WASHINGTON, D.C.—Addressing a gathering of healthcare providers at the 2016 ACR/ARHP Annual Meeting concurrent session titled, Pediatric Rheumatology for the Adult Rheumatologist, part of the ACR Review Course, expert Sangeeta Sule, MD, PhD, associate professor of pediatrics specializing in rheumatology at Johns Hopkins Hospital in Baltimore, displayed a color-coded map of the U.S. on which purple-shaded states represented regions without pediatric rheumatologists. There were several purple states.
“There’s a national shortage of pediatric rheumatologists,” Dr. Sule said, using the visual aid to make clear the need for more physicians in the specialty.
It stands to reason, then, that adult rheumatologists either already are treating children or will need to do so as this shortage worsens. With this in mind, she gave an overview of rheumatologic issues faced by children and pointed out how they differ from those that affect adults.

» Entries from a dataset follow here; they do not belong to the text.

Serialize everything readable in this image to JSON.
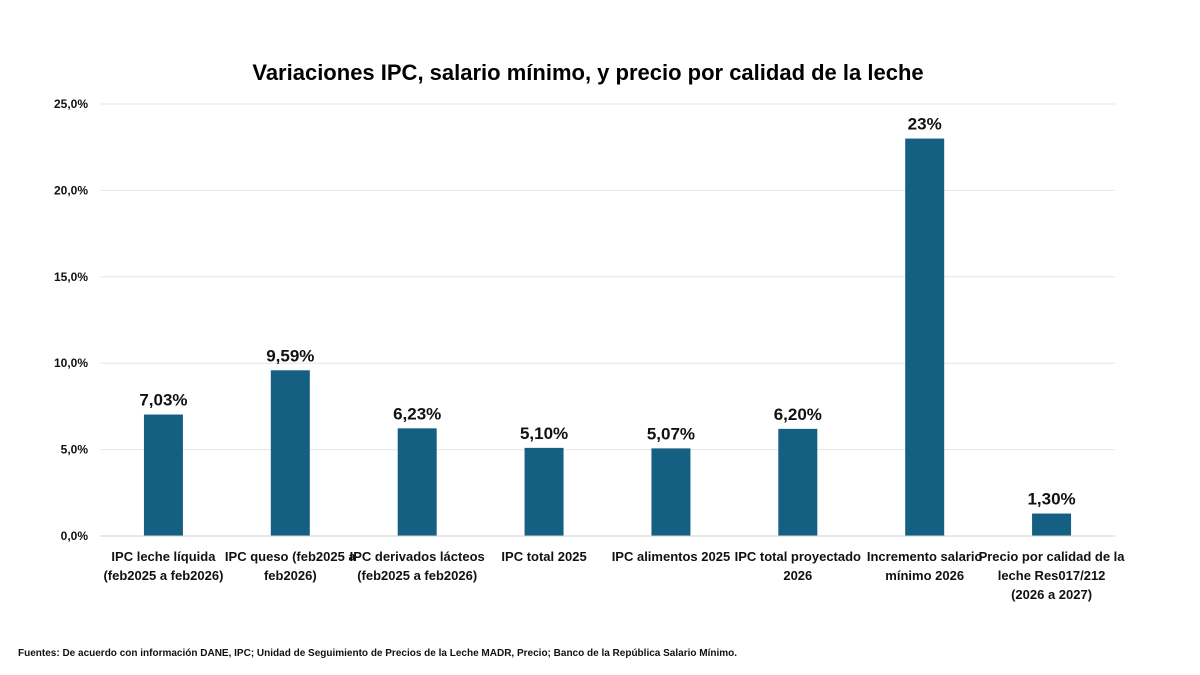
{
  "chart_data": {
    "type": "bar",
    "title": "Variaciones IPC, salario mínimo, y precio por calidad de la leche",
    "xlabel": "",
    "ylabel": "",
    "ylim": [
      0,
      25
    ],
    "yticks": [
      "0,0%",
      "5,0%",
      "10,0%",
      "15,0%",
      "20,0%",
      "25,0%"
    ],
    "ytick_values": [
      0,
      5,
      10,
      15,
      20,
      25
    ],
    "grid": true,
    "bar_color": "#156082",
    "categories": [
      [
        "IPC leche líquida",
        "(feb2025 a feb2026)"
      ],
      [
        "IPC queso (feb2025 a",
        "feb2026)"
      ],
      [
        "IPC derivados lácteos",
        "(feb2025 a feb2026)"
      ],
      [
        "IPC total 2025"
      ],
      [
        "IPC alimentos 2025"
      ],
      [
        "IPC total proyectado",
        "2026"
      ],
      [
        "Incremento salario",
        "mínimo 2026"
      ],
      [
        "Precio por calidad de la",
        "leche Res017/212",
        "(2026 a 2027)"
      ]
    ],
    "values": [
      7.03,
      9.59,
      6.23,
      5.1,
      5.07,
      6.2,
      23,
      1.3
    ],
    "data_labels": [
      "7,03%",
      "9,59%",
      "6,23%",
      "5,10%",
      "5,07%",
      "6,20%",
      "23%",
      "1,30%"
    ]
  },
  "footer": {
    "source": "Fuentes: De acuerdo con información DANE, IPC; Unidad de Seguimiento de Precios de la Leche MADR, Precio; Banco de la República Salario Mínimo."
  }
}
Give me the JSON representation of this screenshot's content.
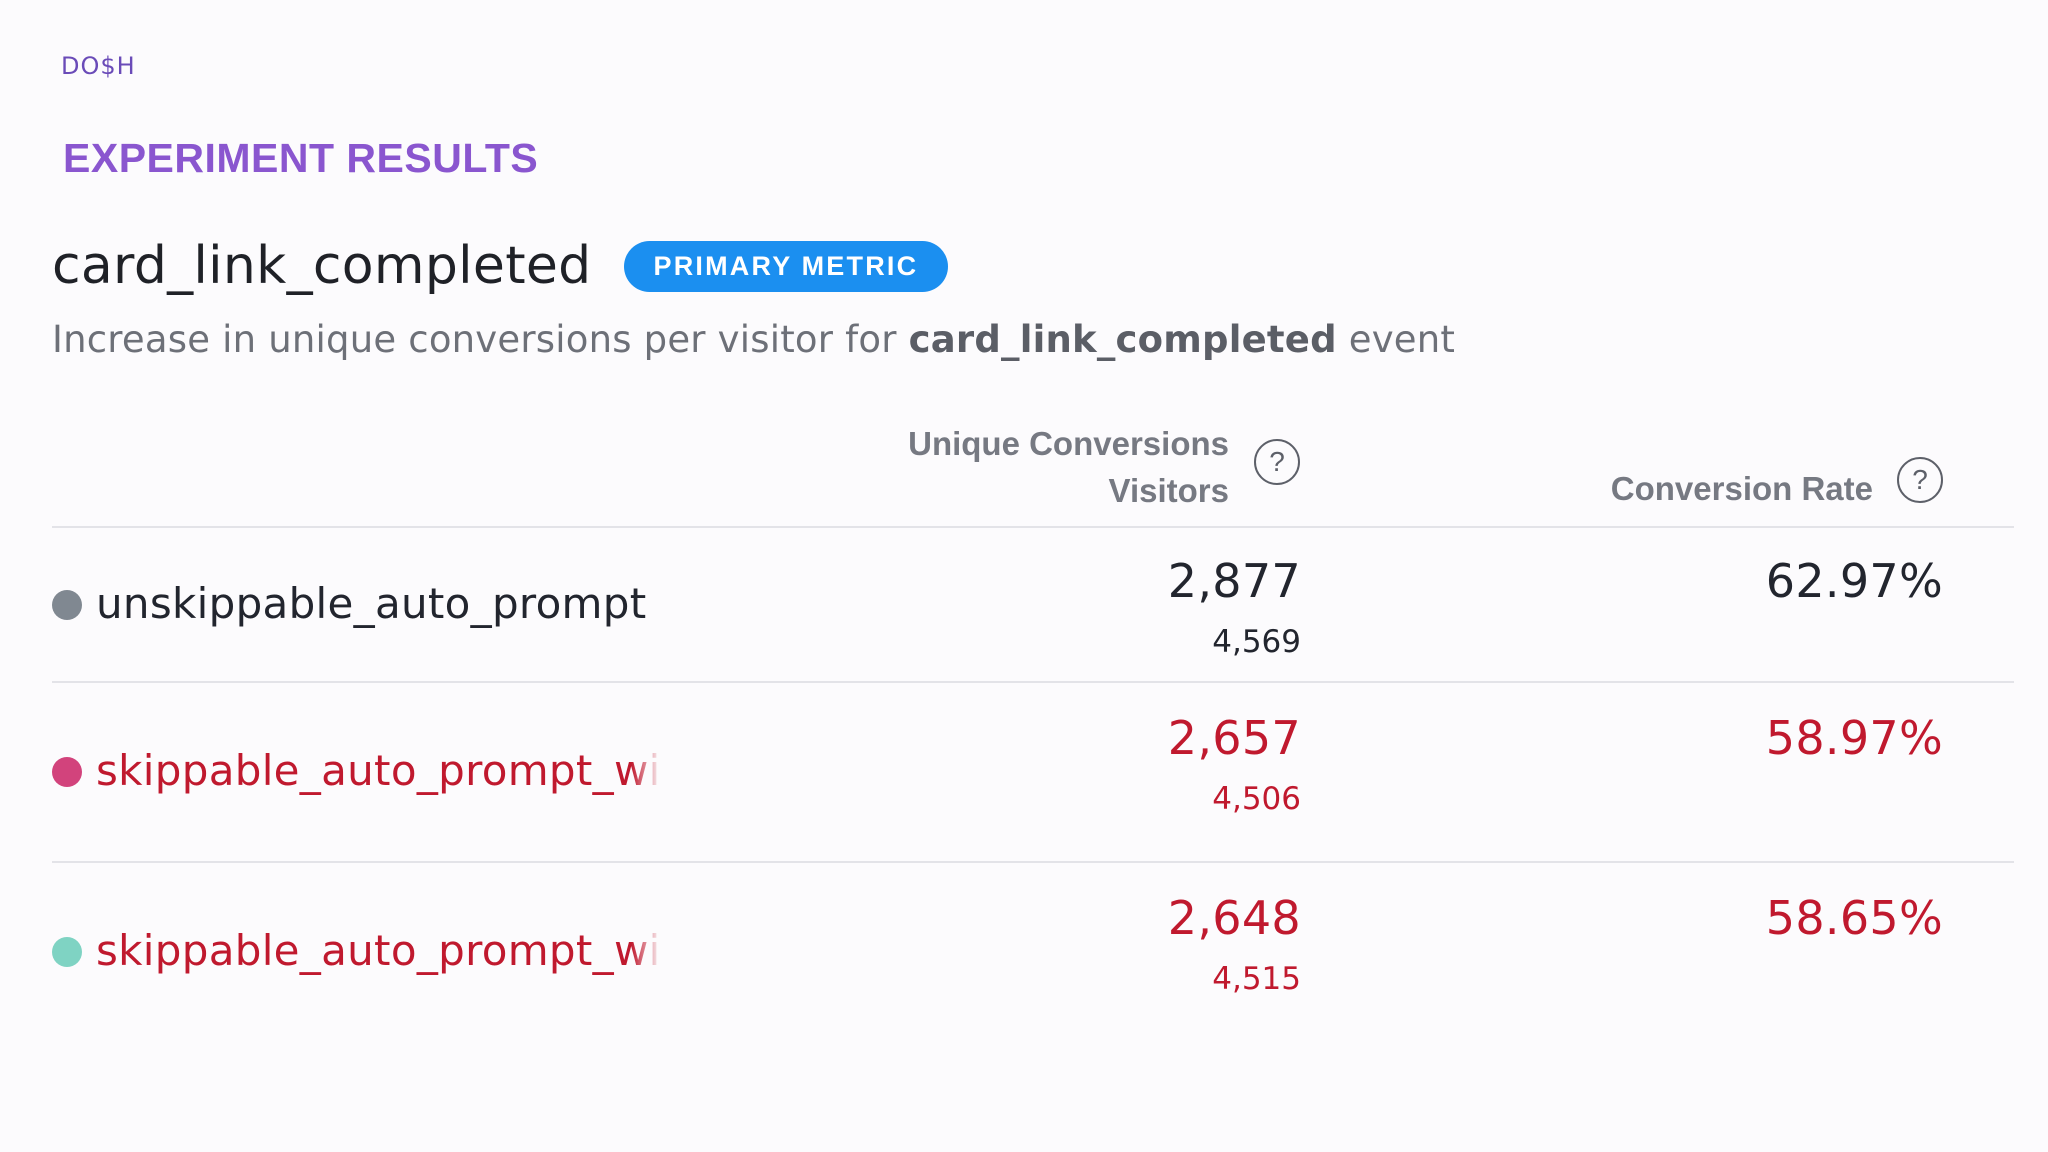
{
  "brand": {
    "logo_text": "DO$H"
  },
  "section_title": "EXPERIMENT RESULTS",
  "metric": {
    "name": "card_link_completed",
    "badge": "PRIMARY METRIC",
    "description_prefix": "Increase in unique conversions per visitor for ",
    "description_event": "card_link_completed",
    "description_suffix": " event"
  },
  "columns": {
    "conversions_line1": "Unique Conversions",
    "conversions_line2": "Visitors",
    "rate": "Conversion Rate",
    "help_glyph": "?"
  },
  "rows": [
    {
      "variant": "unskippable_auto_prompt",
      "dot_color": "#808891",
      "conversions": "2,877",
      "visitors": "4,569",
      "rate": "62.97%",
      "tone": "neutral"
    },
    {
      "variant": "skippable_auto_prompt_with_",
      "dot_color": "#d2437c",
      "conversions": "2,657",
      "visitors": "4,506",
      "rate": "58.97%",
      "tone": "negative"
    },
    {
      "variant": "skippable_auto_prompt_with_",
      "dot_color": "#7fd3c3",
      "conversions": "2,648",
      "visitors": "4,515",
      "rate": "58.65%",
      "tone": "negative"
    }
  ],
  "colors": {
    "accent_purple": "#8a56cf",
    "badge_blue": "#1b8ff0",
    "negative_red": "#c0192e"
  }
}
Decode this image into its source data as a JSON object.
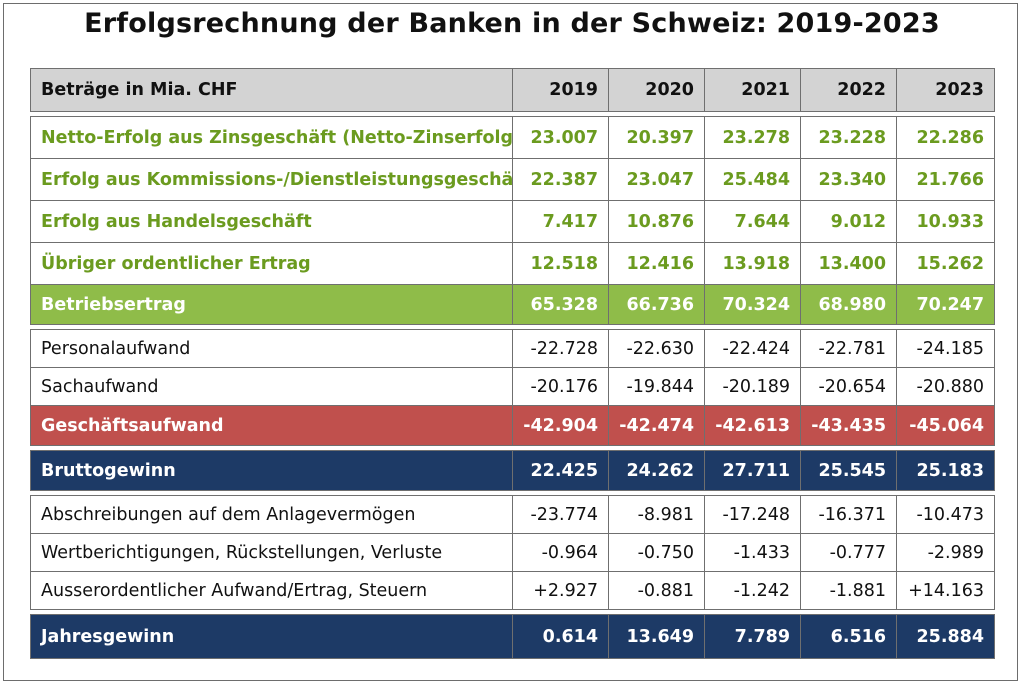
{
  "title": "Erfolgsrechnung der Banken in der Schweiz: 2019-2023",
  "colors": {
    "header_bg": "#d3d3d3",
    "green_text": "#6b9b1f",
    "green_total": "#8fbc49",
    "red_total": "#c0504d",
    "navy_total": "#1d3a66"
  },
  "table": {
    "header": {
      "label": "Beträge in Mia. CHF",
      "years": [
        "2019",
        "2020",
        "2021",
        "2022",
        "2023"
      ]
    },
    "rows": [
      {
        "label": "Netto-Erfolg aus Zinsgeschäft (Netto-Zinserfolg)",
        "values": [
          "23.007",
          "20.397",
          "23.278",
          "23.228",
          "22.286"
        ]
      },
      {
        "label": "Erfolg aus Kommissions-/Dienstleistungsgeschäft",
        "values": [
          "22.387",
          "23.047",
          "25.484",
          "23.340",
          "21.766"
        ]
      },
      {
        "label": "Erfolg aus Handelsgeschäft",
        "values": [
          "7.417",
          "10.876",
          "7.644",
          "9.012",
          "10.933"
        ]
      },
      {
        "label": "Übriger ordentlicher Ertrag",
        "values": [
          "12.518",
          "12.416",
          "13.918",
          "13.400",
          "15.262"
        ]
      },
      {
        "label": "Betriebsertrag",
        "values": [
          "65.328",
          "66.736",
          "70.324",
          "68.980",
          "70.247"
        ]
      },
      {
        "label": "Personalaufwand",
        "values": [
          "-22.728",
          "-22.630",
          "-22.424",
          "-22.781",
          "-24.185"
        ]
      },
      {
        "label": "Sachaufwand",
        "values": [
          "-20.176",
          "-19.844",
          "-20.189",
          "-20.654",
          "-20.880"
        ]
      },
      {
        "label": "Geschäftsaufwand",
        "values": [
          "-42.904",
          "-42.474",
          "-42.613",
          "-43.435",
          "-45.064"
        ]
      },
      {
        "label": "Bruttogewinn",
        "values": [
          "22.425",
          "24.262",
          "27.711",
          "25.545",
          "25.183"
        ]
      },
      {
        "label": "Abschreibungen auf dem Anlagevermögen",
        "values": [
          "-23.774",
          "-8.981",
          "-17.248",
          "-16.371",
          "-10.473"
        ]
      },
      {
        "label": "Wertberichtigungen, Rückstellungen, Verluste",
        "values": [
          "-0.964",
          "-0.750",
          "-1.433",
          "-0.777",
          "-2.989"
        ]
      },
      {
        "label": "Ausserordentlicher Aufwand/Ertrag, Steuern",
        "values": [
          "+2.927",
          "-0.881",
          "-1.242",
          "-1.881",
          "+14.163"
        ]
      },
      {
        "label": "Jahresgewinn",
        "values": [
          "0.614",
          "13.649",
          "7.789",
          "6.516",
          "25.884"
        ]
      }
    ]
  }
}
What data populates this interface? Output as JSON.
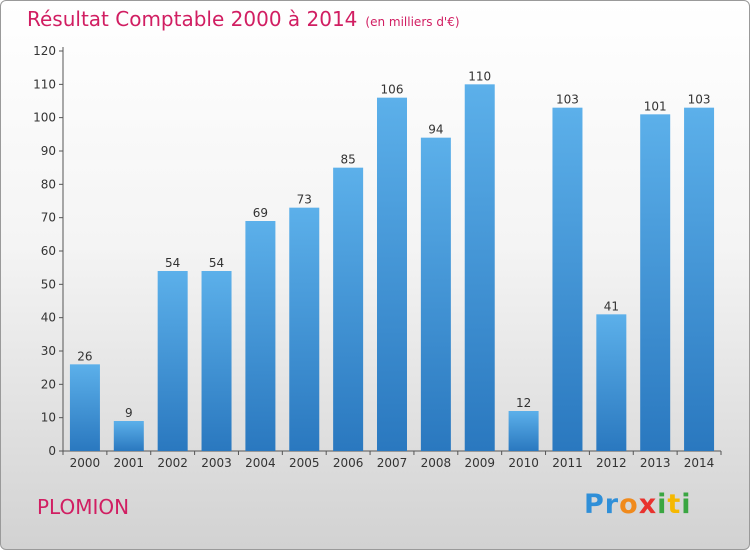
{
  "header": {
    "title": "Résultat Comptable 2000 à 2014",
    "subtitle": "(en milliers d'€)"
  },
  "footer": {
    "place": "PLOMION",
    "logo": {
      "letters": [
        "P",
        "r",
        "o",
        "x",
        "i",
        "t",
        "i"
      ],
      "colors": [
        "#2f8fd8",
        "#2f8fd8",
        "#f08a1c",
        "#e8322e",
        "#3aa642",
        "#f5b800",
        "#3aa642"
      ]
    }
  },
  "chart_data": {
    "type": "bar",
    "categories": [
      "2000",
      "2001",
      "2002",
      "2003",
      "2004",
      "2005",
      "2006",
      "2007",
      "2008",
      "2009",
      "2010",
      "2011",
      "2012",
      "2013",
      "2014"
    ],
    "values": [
      26,
      9,
      54,
      54,
      69,
      73,
      85,
      106,
      94,
      110,
      12,
      103,
      41,
      101,
      103
    ],
    "title": "Résultat Comptable 2000 à 2014",
    "subtitle": "(en milliers d'€)",
    "xlabel": "",
    "ylabel": "",
    "ylim": [
      0,
      120
    ],
    "yticks": [
      0,
      10,
      20,
      30,
      40,
      50,
      60,
      70,
      80,
      90,
      100,
      110,
      120
    ],
    "grid": false,
    "bar_color": "#3a93d8"
  }
}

Pediatric Inflammatory Conditions
Inflammatory conditions in children include Henoch-Schönlein purpura, which most commonly presents as a purpuric rash, starting in the leg and proceeding up to the trunk. It accounts for 49% of all pediatric vasculitis, has a peak onset at 4–6 years old, is seen more often in boys and is more common in winter and spring. Treatment includes supportive care, hospitalization in severe cases, and urinalysis and blood pressure monitoring every week or two for the first couple of months.
“Our goal as pediatricians and pediatric rheumatologists is [to] support these children while minimizing complications,” Dr. Sule said.
In Kawasaki disease, children have fever for at least five straight days, along with other factors, such as bloodshot eyes and oral mucous membrane changes, including “strawberry tongue,” Dr. Sule noted. These children typically are treated with intravenous immunoglobulin, which can reduce the incidence of coronary artery aneurysms in these patients.
In neonatal lupus, which can result in such complications as rash, heart block and hepatitis, the main goal is to prevent heart block, Dr. Sule said. Pregnant women with anti-Ro or anti-La antibodies should have a Doppler fetal echocardiogram every week from weeks 18 to 26, then every other week through 32 weeks. If second-degree heart block is found, fluorinated glucocorticoids are called for, she said. Pre-emptive treatment with hydroxychloroquine has been shown to be safe and effective, she added. Prevention is the goal, since third-degree heart block can’t be corrected medically and will require a pacemaker.
Non-Inflammatory Pediatric Conditions
Dr. Sule also identified several non-inflammatory pediatric rheumatic conditions, such as:
- Hypermobility, which is characterized by intermittent muscular pain not related to the joints;
- Legg-Calve-Perthes disease, or idiopathic osteonecrosis of the hip, which requires an X-ray to determine whether it’s bilateral;
- Slipped capital femoral epiphysis, which is a hip condition in which the femur head slips off the body of the femur. It is most commonly seen in overweight boys and is often bilateral; and
- Osgood-Schlatter disease, which involves pain and swelling at the tibial tuberosity that is worsened by activity and mostly treated with supportive care.
Speaking on the topic of arthritis in children, Dr. Sule noted that most cases of juvenile idiopathic arthritis (JIA) are oligoarticular, affecting up to four joints in the first six months. It tends to involve the large joints—knees, ankles, wrists and elbows—and can be seen nearly throughout childhood. Girls are affected more frequently than boys.